In September 2021, the APPG on Restorative Justice sought responses to the inaugural Inquiry into Restorative Practices in 2021/2022. The inquiry seeks to assess how the sector operates currently, and to identify any recommendations to improve access, awareness and capacity to deliver.
Catch22 is uniquely placed to provide evidence to this inquiry given our depth of experience across the criminal justice system – from within prison to probation and a breadth of victim support services. This means we have a unique perspective on the needs of victims and offenders.
Catch22’s victim services – Victim First, Beacon Victim Care and Nottinghamshire Victim CARE – all offer restorative justice. Victim First, for example, had 125 referrals and restorative conversations with 121 service users between August 2018 and January 2021.
Restorative justice is a very important process for the victim; it is essential for the healing process for the victim to air their feeling and have their voice heard even if there is no conclusion. Often victims are happy with the fact that they have been listened to even if the process hasn’t gone through with perpetrator. What this looks like is entirely different for each person and each case.
Core recommendations
Information-sharing is a huge barrier for us. We don’t always feel that the police are working to support us with our restorative justice practice. Sometimes the police see the process as a ‘soft-touch’ approach but we firmly believe that it should run in parallel to the wider criminal justice process, regardless of sentencing, probation etc. We often have to spend a significant amount of time ‘selling’ the process to the police to encourage referrals and there is a common misunderstanding in some forces that if the offender is being charged then that they are not eligible for a referral.

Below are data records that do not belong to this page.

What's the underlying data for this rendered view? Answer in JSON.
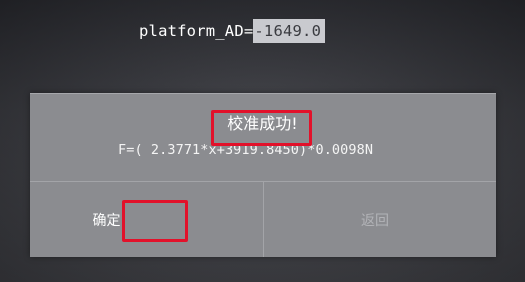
{
  "readout": {
    "label": "platform_AD=",
    "value": "-1649.0"
  },
  "dialog": {
    "status": "校准成功!",
    "formula": "F=(  2.3771*x+3919.8450)*0.0098N",
    "buttons": {
      "confirm": "确定",
      "back": "返回"
    }
  },
  "colors": {
    "highlight": "#e2112a",
    "dialog_bg": "#8b8c90",
    "screen_bg": "#3b3c42"
  }
}
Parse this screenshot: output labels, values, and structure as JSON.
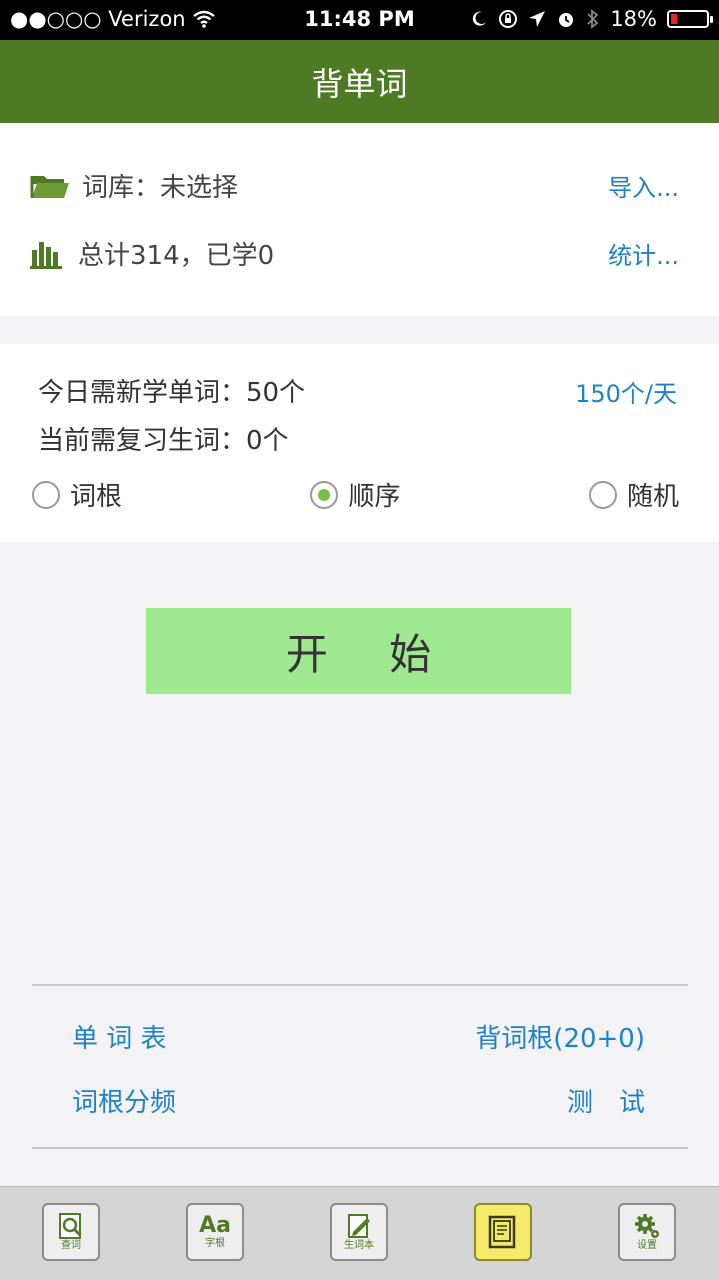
{
  "status_bar": {
    "carrier": "●●○○○ Verizon",
    "time": "11:48 PM",
    "battery": "18%",
    "battery_level": 0.18
  },
  "header": {
    "title": "背单词"
  },
  "library": {
    "label": "词库：未选择",
    "import_link": "导入...",
    "stats_label": "总计314，已学0",
    "stats_link": "统计..."
  },
  "plan": {
    "new_words": "今日需新学单词：50个",
    "rate_link": "150个/天",
    "review_words": "当前需复习生词：0个",
    "options": [
      {
        "label": "词根",
        "selected": false
      },
      {
        "label": "顺序",
        "selected": true
      },
      {
        "label": "随机",
        "selected": false
      }
    ]
  },
  "start_button": "开 始",
  "links": {
    "word_list": "单 词 表",
    "root_study": "背词根(20+0)",
    "root_freq": "词根分频",
    "test": "测　试"
  },
  "tabs": [
    {
      "icon": "magnifier-icon",
      "label": "查词",
      "active": false
    },
    {
      "icon": "aa-icon",
      "label": "字根",
      "active": false
    },
    {
      "icon": "notebook-pencil-icon",
      "label": "生词本",
      "active": false
    },
    {
      "icon": "book-icon",
      "label": "",
      "active": true
    },
    {
      "icon": "gear-icon",
      "label": "设置",
      "active": false
    }
  ],
  "colors": {
    "header": "#4e7a23",
    "link": "#1e82c8",
    "start_button": "#9ee890",
    "active_tab": "#f4e96a"
  }
}
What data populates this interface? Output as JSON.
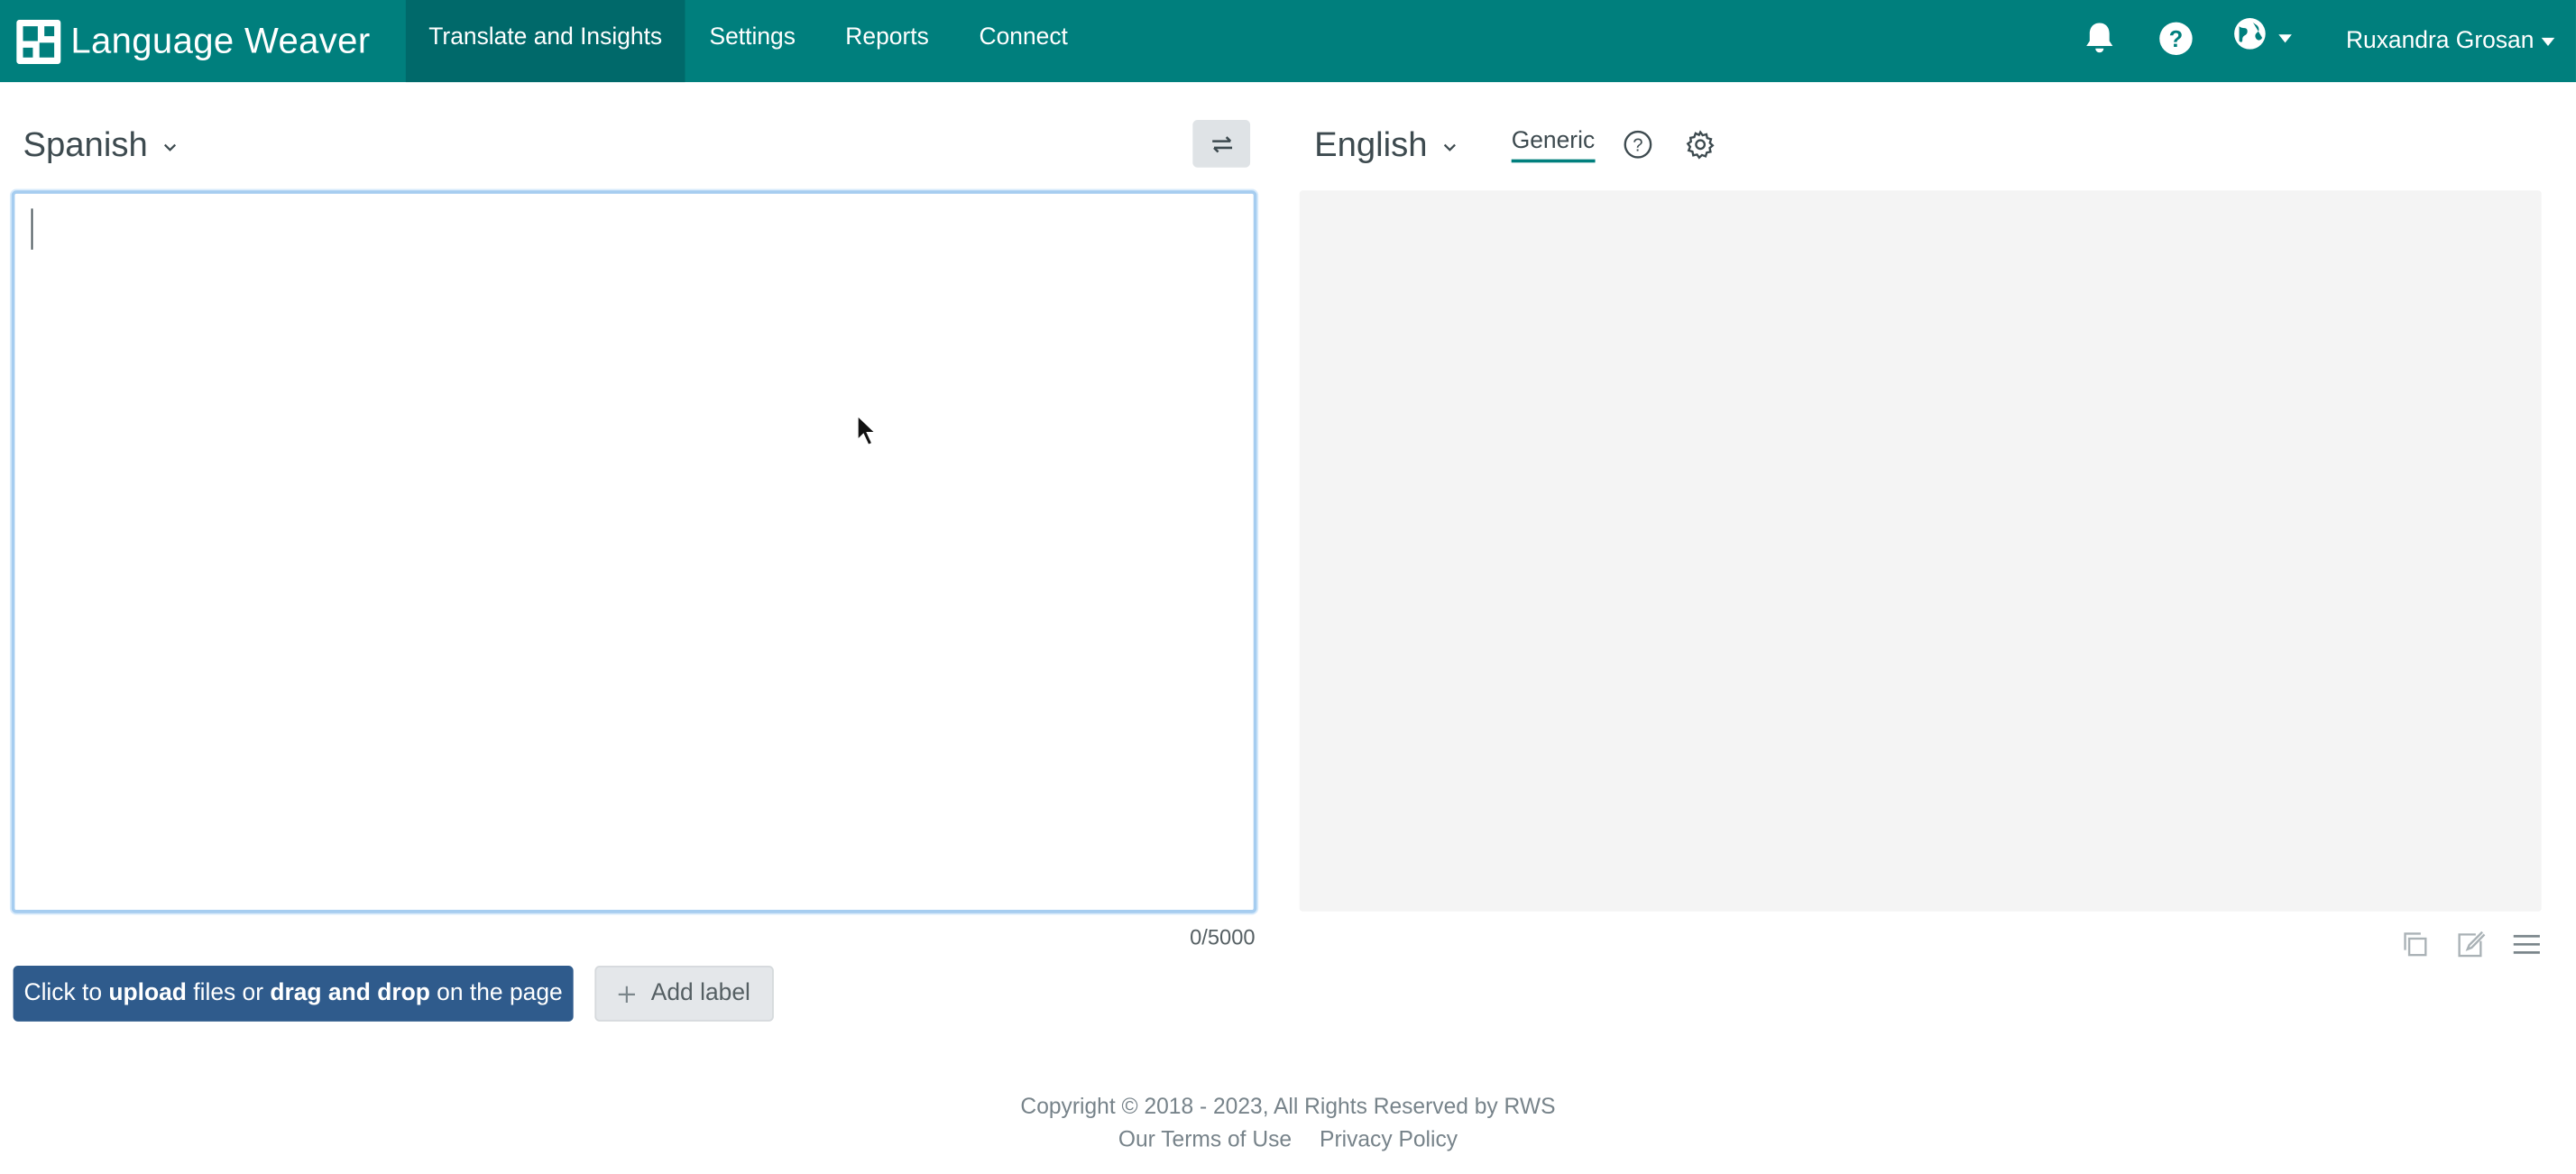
{
  "app": {
    "brand": "Language Weaver"
  },
  "nav": {
    "items": [
      {
        "label": "Translate and Insights",
        "active": true
      },
      {
        "label": "Settings"
      },
      {
        "label": "Reports"
      },
      {
        "label": "Connect"
      }
    ],
    "icons": [
      "bell-icon",
      "help-icon",
      "globe-icon"
    ],
    "user": "Ruxandra Grosan"
  },
  "source": {
    "language": "Spanish",
    "text": "",
    "char_count": "0/5000"
  },
  "target": {
    "language": "English",
    "model": "Generic",
    "text": ""
  },
  "actions": {
    "upload": {
      "prefix": "Click to",
      "bold1": "upload",
      "mid": "files or",
      "bold2": "drag and drop",
      "suffix": "on the page"
    },
    "add_label": "Add label"
  },
  "target_tools": [
    "copy-icon",
    "edit-icon",
    "menu-icon"
  ],
  "footer": {
    "copyright": "Copyright © 2018 - 2023, All Rights Reserved by RWS",
    "terms": "Our Terms of Use",
    "privacy": "Privacy Policy"
  },
  "colors": {
    "header_bg": "#007f7d",
    "header_active_bg": "#00696a",
    "primary_button": "#2f5b8c",
    "source_border": "#a6cdf0",
    "target_bg": "#f4f4f4",
    "tab_underline": "#007f7d"
  }
}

If we were able to have access to case management systems run by statutory services, or were provided with this information, then we would be able to reach more victims and offenders to enable the process to have the best, and widest impact.
Therefore, from this inquiry we wish to see:
- Better joined-up working, more involvement of victim services by the police and probation services. If any statutory agency is crossing paths with a victim, they should automatically involve a victim support service as standard. This helps with making sure victims are not denied the opportunity of restorative justice further down the line and would help the Ministry of Justice to capture more evidence and data on the impact of restorative justice.
- A responsibility on Police and Crime Commissioners to support the sharing of information. We know that there are a huge swathe of victims that could benefit from restorative justice but that we aren’t able to reach once their immediate victim support needs are met. We need to have permission and the right safeguards to contact a victim to offer restorative justice up to a year after the crime has taken place – which is often the most appropriate time for restorative justice to take place.
- The standardisation of the restorative justice process across the country, with the same process for referrals and data sharing.